Giving command line arguments to executable being run with ltrace/strace
Asked Answered
M

2

6

The title says it all friends!

How do I give command line arguments to an executable whose execution I want to monitor using ltrace/strace ?

For example, if the executable is 'a.out' and I want to store ltrace's output in a file 'out.txt' and 'arg1' is a command line argument that I want to pass to the execuable, then the command I tried is this "ltrace ./a.out -o arg1 out.txt"
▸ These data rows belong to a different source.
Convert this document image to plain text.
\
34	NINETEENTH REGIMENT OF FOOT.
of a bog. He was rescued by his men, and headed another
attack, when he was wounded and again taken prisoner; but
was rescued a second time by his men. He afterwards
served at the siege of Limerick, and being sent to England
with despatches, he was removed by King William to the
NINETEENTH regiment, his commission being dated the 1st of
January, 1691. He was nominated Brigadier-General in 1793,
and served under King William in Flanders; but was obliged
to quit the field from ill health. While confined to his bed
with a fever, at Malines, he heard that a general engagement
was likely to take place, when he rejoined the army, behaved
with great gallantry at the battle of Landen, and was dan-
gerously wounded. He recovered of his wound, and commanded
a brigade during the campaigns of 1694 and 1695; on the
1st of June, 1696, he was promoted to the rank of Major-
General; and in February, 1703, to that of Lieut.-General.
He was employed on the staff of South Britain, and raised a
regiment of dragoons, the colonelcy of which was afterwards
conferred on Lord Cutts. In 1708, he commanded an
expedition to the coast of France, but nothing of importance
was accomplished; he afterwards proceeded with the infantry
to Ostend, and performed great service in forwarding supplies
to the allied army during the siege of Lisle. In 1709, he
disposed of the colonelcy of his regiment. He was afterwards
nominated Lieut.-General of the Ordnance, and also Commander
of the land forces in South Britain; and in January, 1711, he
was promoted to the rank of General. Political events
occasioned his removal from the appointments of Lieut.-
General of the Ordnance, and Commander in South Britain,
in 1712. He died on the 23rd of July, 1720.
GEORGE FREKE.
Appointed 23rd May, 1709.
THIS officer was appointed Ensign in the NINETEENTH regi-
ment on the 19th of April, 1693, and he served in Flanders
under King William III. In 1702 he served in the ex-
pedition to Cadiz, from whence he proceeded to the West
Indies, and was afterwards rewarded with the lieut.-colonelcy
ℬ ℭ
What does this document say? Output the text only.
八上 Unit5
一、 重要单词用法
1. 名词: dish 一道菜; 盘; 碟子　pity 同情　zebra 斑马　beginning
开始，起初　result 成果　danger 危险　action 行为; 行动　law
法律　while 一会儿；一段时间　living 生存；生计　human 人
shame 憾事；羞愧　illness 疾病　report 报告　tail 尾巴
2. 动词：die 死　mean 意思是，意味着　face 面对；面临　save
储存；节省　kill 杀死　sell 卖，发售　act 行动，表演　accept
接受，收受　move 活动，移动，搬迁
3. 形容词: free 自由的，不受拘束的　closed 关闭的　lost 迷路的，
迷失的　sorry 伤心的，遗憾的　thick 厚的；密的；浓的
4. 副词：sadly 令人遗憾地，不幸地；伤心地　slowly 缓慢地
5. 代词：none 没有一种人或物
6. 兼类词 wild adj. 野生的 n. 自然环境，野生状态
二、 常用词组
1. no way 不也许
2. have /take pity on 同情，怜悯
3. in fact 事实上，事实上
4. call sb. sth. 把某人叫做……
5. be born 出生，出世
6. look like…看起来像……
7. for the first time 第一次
The problem is my program is designed to work only for a single command line argument, so when I run the above command, my program interprets this as multiple command line arguments and stops execution after printing a "Usage" message (it is actually designed to do this but here I want to monitor the library calls it is making).

Can someone please help me out ? Thanks in advance. :)

Mummer answered 31/8, 2014 at 18:14 Comment(0)
V
9

Try passing -o before the command to execute:

ltrace -o out.txt ./a.out arg1

This way ltrace will get -o out.txt and then will exec a.out, passing to it the rest of the command line.

Vireo answered 31/8, 2014 at 18:18 Comment(2)
Thanks a lot! That did the trick. Can't believe I didn't try this myself :)Mummer
Cool. Also, for vexing command lines you might also want to look into -- (search for "unix double dash") although you don't need it in this case.Vireo
S
1

Using a double dash apparently also works:

ltrace [arguments to ltrace] -- command [arguments to command]

This 'trick' is shown in the syntax of ltrace's command line, although not explained in the manual. I gave it a shot (Linux Mint with bash).